Ransomware hackers stole the personal information of around 400,000 Planned Parenthood patients in Los Angeles, a spokesperson for the reproductive health nonprofit group said.
Planned Parenthood is alerting patients that some of their data was stolen between Oct. 9 and Oct. 17, John Erickson, director of public affairs for the Los Angeles branch, said in an email. Its investigation is still ongoing, he said.
News of the hack comes as many Americans worry reproductive health rights are under threat. On Wednesday, the Supreme Court signaled it would uphold a Mississippi law that severely restricts abortion access in the state, a drastic break from decades of legal precedent.
According to the email notification that Planned Parenthood sent to victims, the hackers accessed patients' addresses, insurance information, birthdays and "clinical information, such as diagnosis, procedure, and/or prescription information."

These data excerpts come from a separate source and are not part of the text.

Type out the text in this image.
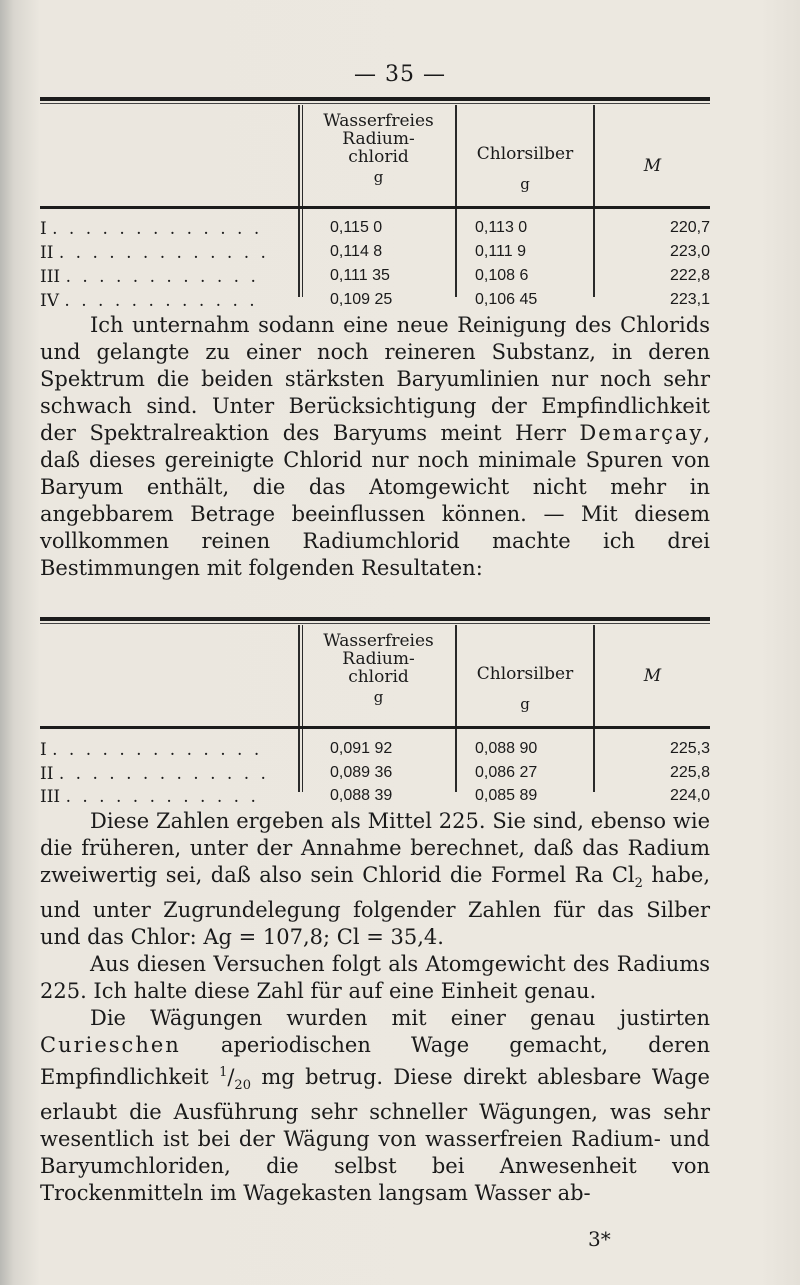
— 35 —
Wasserfreies
Radium-
chlorid
g
Chlorsilber
g
M
I . . . . . . . . . . . . .	0,115 0	0,113 0	220,7
II . . . . . . . . . . . . .	0,114 8	0,111 9	223,0
III . . . . . . . . . . . .	0,111 35	0,108 6	222,8
IV . . . . . . . . . . . .	0,109 25	0,106 45	223,1

Ich unternahm sodann eine neue Reinigung des Chlorids und gelangte zu einer noch reineren Substanz, in deren Spektrum die beiden stärksten Baryumlinien nur noch sehr schwach sind. Unter Berücksichtigung der Empfindlichkeit der Spektralreaktion des Baryums meint Herr Demarçay, daß dieses gereinigte Chlorid nur noch minimale Spuren von Baryum enthält, die das Atomgewicht nicht mehr in angebbarem Betrage beeinflussen können. — Mit diesem vollkommen reinen Radiumchlorid machte ich drei Bestimmungen mit folgenden Resultaten:

Wasserfreies
Radium-
chlorid
g
Chlorsilber
g
M
I . . . . . . . . . . . . .	0,091 92	0,088 90	225,3
II . . . . . . . . . . . . .	0,089 36	0,086 27	225,8
III . . . . . . . . . . . .	0,088 39	0,085 89	224,0

Diese Zahlen ergeben als Mittel 225. Sie sind, ebenso wie die früheren, unter der Annahme berechnet, daß das Radium zweiwertig sei, daß also sein Chlorid die Formel Ra $Cl_2$ habe, und unter Zugrundelegung folgender Zahlen für das Silber und das Chlor: Ag = 107,8; Cl = 35,4.

Aus diesen Versuchen folgt als Atomgewicht des Radiums 225. Ich halte diese Zahl für auf eine Einheit genau.

Die Wägungen wurden mit einer genau justirten Curieschen aperiodischen Wage gemacht, deren Empfindlichkeit $^1/_{20}$ mg betrug. Diese direkt ablesbare Wage erlaubt die Ausführung sehr schneller Wägungen, was sehr wesentlich ist bei der Wägung von wasserfreien Radium- und Baryumchloriden, die selbst bei Anwesenheit von Trockenmitteln im Wagekasten langsam Wasser ab-

3*
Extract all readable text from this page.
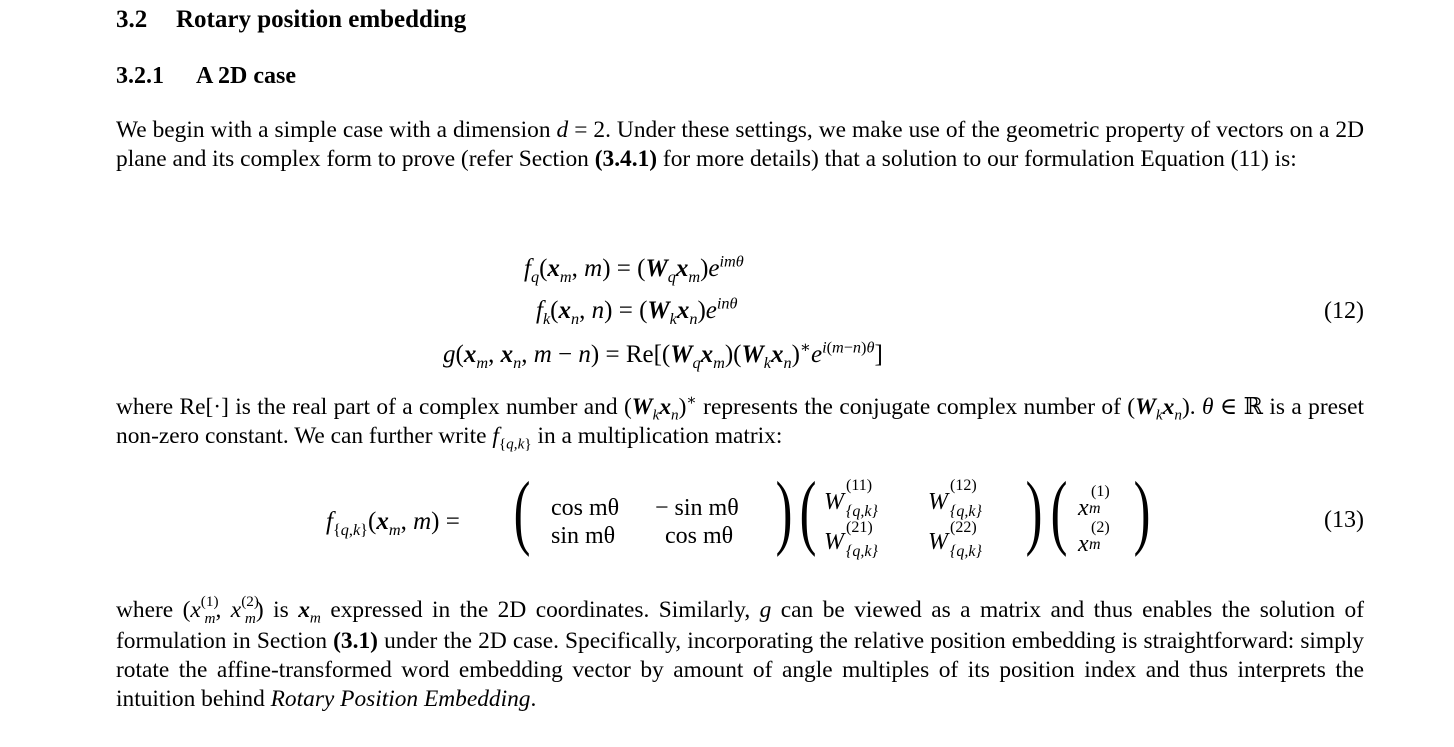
3.2 Rotary position embedding
3.2.1 A 2D case

We begin with a simple case with a dimension d = 2. Under these settings, we make use of the geometric property of vectors on a 2D plane and its complex form to prove (refer Section (3.4.1) for more details) that a solution to our formulation Equation (11) is:

$f_q(x_m$, $m) = (W_qx_m)e^{im\theta}$
$f_k(x_n$, $n) = (W_kx_n)e^{in\theta}$
$g(x_m$, $x_n$, $m - n) = Re[(W_qx_m)(W_kx_n)^∗e^{i(m-n)\theta}]$
(12)

where Re[·] is the real part of a complex number and $(W_kx_n)^∗$ represents the conjugate complex number of $(W_kx_n)$. θ ∈ ℝ is a preset non-zero constant. We can further write $f_{\{q,k\}}$ in a multiplication matrix:

$f_{\{q,k\}}(x_m$, m) = ( cos mθ − sin mθ
sin mθ cos mθ ) ( W
(11)
{q,k} W
(12)
{q,k}
W
(21)
{q,k} W
(22)
{q,k} ) ( x
(1)
m
x
(2)
m )	(13)

where ($x^{(1)}_m$, $x^{(2)}_m$) is $x_m$ expressed in the 2D coordinates. Similarly, g can be viewed as a matrix and thus enables the solution of formulation in Section (3.1) under the 2D case. Specifically, incorporating the relative position embedding is straightforward: simply rotate the affine-transformed word embedding vector by amount of angle multiples of its position index and thus interprets the intuition behind Rotary Position Embedding.
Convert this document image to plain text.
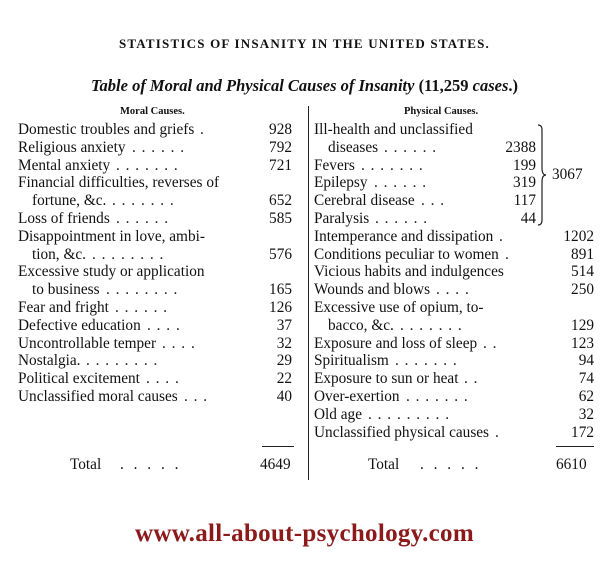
STATISTICS OF INSANITY IN THE UNITED STATES.
Table of Moral and Physical Causes of Insanity (11,259 cases.)
Moral Causes.	Physical Causes.
Domestic troubles and griefs .	928
Religious anxiety . . . . . .	792
Mental anxiety . . . . . . .	721
Financial difficulties, reverses of
fortune, &c. . . . . . . .	652
Loss of friends . . . . . .	585
Disappointment in love, ambi-
tion, &c. . . . . . . . .	576
Excessive study or application
to business . . . . . . . .	165
Fear and fright . . . . . .	126
Defective education . . . .	37
Uncontrollable temper . . . .	32
Nostalgia. . . . . . . . .	29
Political excitement . . . .	22
Unclassified moral causes . . .	40
Ill-health and unclassified
diseases . . . . . .	2388
Fevers . . . . . . .	199
Epilepsy . . . . . .	319
Cerebral disease . . .	117
Paralysis . . . . . .	44
Intemperance and dissipation .	1202
Conditions peculiar to women .	891
Vicious habits and indulgences	514
Wounds and blows . . . .	250
Excessive use of opium, to-
bacco, &c. . . . . . . .	129
Exposure and loss of sleep . .	123
Spiritualism . . . . . . .	94
Exposure to sun or heat . .	74
Over-exertion . . . . . . .	62
Old age . . . . . . . . .	32
Unclassified physical causes .	172
3067
Total . . . . .	4649	Total . . . . .	6610
www.all-about-psychology.com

Ransomware hackers, seeking to extort money, often not only try to lock up victims’ computers, but also to steal potentially sensitive information and threaten to leak it on the dark web if they’re not paid. So far, no known ransomware gang has leaked the Planned Parenthood data, said Allan Liska, a ransomware analyst at the cybersecurity firm Recorded Future.
Erickson said in his email that “no evidence that any information involved in this incident has been used for fraudulent purposes.”
The hack was first reported by The Washington Post.
The fact that the data has so far not leaked online might be because ransomware hackers are becoming wary of that tactic after seeing the United States working to shut down other hackers who have done that, said Brett Callow, an analyst at the ransomware remediation company Emsisoft.